On more than one episode of Grey’s Anatomy, they have mentioned hearing hoof beats and not expecting Zebras. You should expect horses. Since TV is obviously just like real life, I assume this is something medical people actually say :). So what happens when all the horses have run away and you still hear hoof beats?
This is Lorelei. Lorelei is a phenomenally strong, pretty, smart, little lady. Since the day she was born, she’s been skittish, tires quickly, and is uncomfortable in her movement. We first noticed she was “delayed” in her motor skills when she was very small, but it became pretty obvious when she was 12 months and did not crawl, could not sit alone, and wouldn’t even pretend to put her legs down and bear weight. I’m not the wait and see kind of mom. I’m an attack it aggressively and prove it wrong kind of mom. So Lorelei and I started trying to prove the signs wrong. She went into early childhood care through the Macomb Infant Preschool Program for gross motor delay, and some speech and sensory issues as well.
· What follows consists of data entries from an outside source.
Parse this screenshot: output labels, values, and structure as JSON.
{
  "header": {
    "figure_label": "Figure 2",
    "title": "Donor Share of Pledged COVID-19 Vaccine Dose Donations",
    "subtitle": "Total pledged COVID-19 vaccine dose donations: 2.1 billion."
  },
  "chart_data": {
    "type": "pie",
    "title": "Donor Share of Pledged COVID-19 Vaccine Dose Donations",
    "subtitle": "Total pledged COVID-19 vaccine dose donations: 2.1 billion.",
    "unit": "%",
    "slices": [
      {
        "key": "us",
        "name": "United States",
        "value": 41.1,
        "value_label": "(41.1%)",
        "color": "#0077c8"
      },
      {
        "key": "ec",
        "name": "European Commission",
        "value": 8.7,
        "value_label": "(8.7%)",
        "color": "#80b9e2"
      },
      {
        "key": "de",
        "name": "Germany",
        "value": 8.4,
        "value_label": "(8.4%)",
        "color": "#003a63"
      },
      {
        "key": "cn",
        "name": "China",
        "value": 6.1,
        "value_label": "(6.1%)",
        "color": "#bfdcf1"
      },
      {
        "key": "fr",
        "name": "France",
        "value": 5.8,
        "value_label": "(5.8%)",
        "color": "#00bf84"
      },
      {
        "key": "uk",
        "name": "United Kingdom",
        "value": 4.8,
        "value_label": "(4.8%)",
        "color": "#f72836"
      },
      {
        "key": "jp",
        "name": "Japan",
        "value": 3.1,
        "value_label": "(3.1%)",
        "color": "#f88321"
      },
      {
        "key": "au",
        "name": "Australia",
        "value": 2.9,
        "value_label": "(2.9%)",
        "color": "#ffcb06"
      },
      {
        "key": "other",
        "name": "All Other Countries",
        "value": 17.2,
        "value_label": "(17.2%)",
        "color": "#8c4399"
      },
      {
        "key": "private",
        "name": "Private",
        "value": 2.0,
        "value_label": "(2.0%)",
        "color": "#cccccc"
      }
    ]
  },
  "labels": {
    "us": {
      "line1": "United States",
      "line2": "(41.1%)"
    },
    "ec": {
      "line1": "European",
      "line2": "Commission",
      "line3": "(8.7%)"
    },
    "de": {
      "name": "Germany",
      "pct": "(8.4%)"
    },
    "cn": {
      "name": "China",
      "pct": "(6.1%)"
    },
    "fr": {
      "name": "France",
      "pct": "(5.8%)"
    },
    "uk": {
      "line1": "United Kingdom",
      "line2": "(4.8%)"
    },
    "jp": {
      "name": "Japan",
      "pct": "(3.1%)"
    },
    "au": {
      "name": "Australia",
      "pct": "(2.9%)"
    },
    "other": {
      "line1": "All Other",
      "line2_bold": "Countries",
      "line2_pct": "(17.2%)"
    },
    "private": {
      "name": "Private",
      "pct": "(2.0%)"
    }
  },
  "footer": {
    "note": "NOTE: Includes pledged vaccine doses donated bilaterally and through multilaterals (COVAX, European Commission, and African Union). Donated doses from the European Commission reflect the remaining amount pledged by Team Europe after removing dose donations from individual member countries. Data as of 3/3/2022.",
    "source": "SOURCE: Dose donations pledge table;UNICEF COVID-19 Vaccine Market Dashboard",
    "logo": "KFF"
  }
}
She has always done well when you compare her to other kids in the same boat. But Lorelei comes with a tiny mirror of normal milestone development, her twin brother, Elliott. When Lorelei was first starting to do the rock motion to crawl, Elliott was scaling furniture and practicing death-defying stunts walking across the windowsill. When she struggled to pick up a fork, he was building amazing block towers with a strong steady hand. I know you’re not supposed to compare children (they’re all different after all) but the divide was shocking and growing.
Lorelei was generously diagnosed with Cerebral Palsy by her PM&R Doctor at the Michigan Institute of Neurological Disorders, but even he admits that this child does not have CP. But it did allow us access to insurances and services we wouldn’t have received otherwise. He’s a good egg. She had her first MRI at 18 months. Since I fancy myself an investigative physician, I asked for a disc and I looked at every darn frame. I had no idea what I was looking for, but my heart stopped when I found this angel.
Apparently the angel is just a weird Rorschach test and nothing concerning. But strangely it made me feel better or calm or something. I can’t tell if she’s like “I’ve got this” or “You’re looking in the wrong place” or “Don’t worry, it’s ok”. Regardless, I find comfort in the fact that Lorelei has angels in her brain. Let’s just ignore the creepy demon face at C1 ok?
I am looking for horses. But she defies every horse of every color. Part of me wants to just leave her be and let her be and watch her become. But another very stubborn part of me wants an answer…and I want it now. Is this just who she is and she’ll never be a star athlete? That’s fine. Is she going to be ok until she’s not and start regressing? Her progress right now, is forward, but slow. Cognitively she is perfect and so smart! So why does she have muscle weakness? Why is she so tired? Why is she so clumsy? Why do her eyes cross? Why is her Babinski reflex still there? (Graphic below because everyone loves random medical knowledge right?)
So I’ve become a zebra researcher. I look for zebras because none of the horses make sense.
Since we moved here to the country and were let down so badly by Elliott’s doctors, we sort of took a break. I pulled off her tall AFO braces (saw that her calf muscles were in atrophy) and let her run barefoot through the grass. We put up a swing set with a special swing for days that she can’t manage sitting on a regular swing and we stopped helping her as much. We MADE her do hard things. She can do hard things. She’s mastered stairs. She’s even started jumping. She’s doing ballet. She climbs, she chases bugs and helps catch chickens. She’s doing tremendously well. But I can still hear the hoof beats.
We went back to PM&R today and he hears them too. He has new ideas, so he armed me with a new battery of tests with a new focus. Headed back down the rabbit hole chasing this elusive hoofed creature. See you on the other side.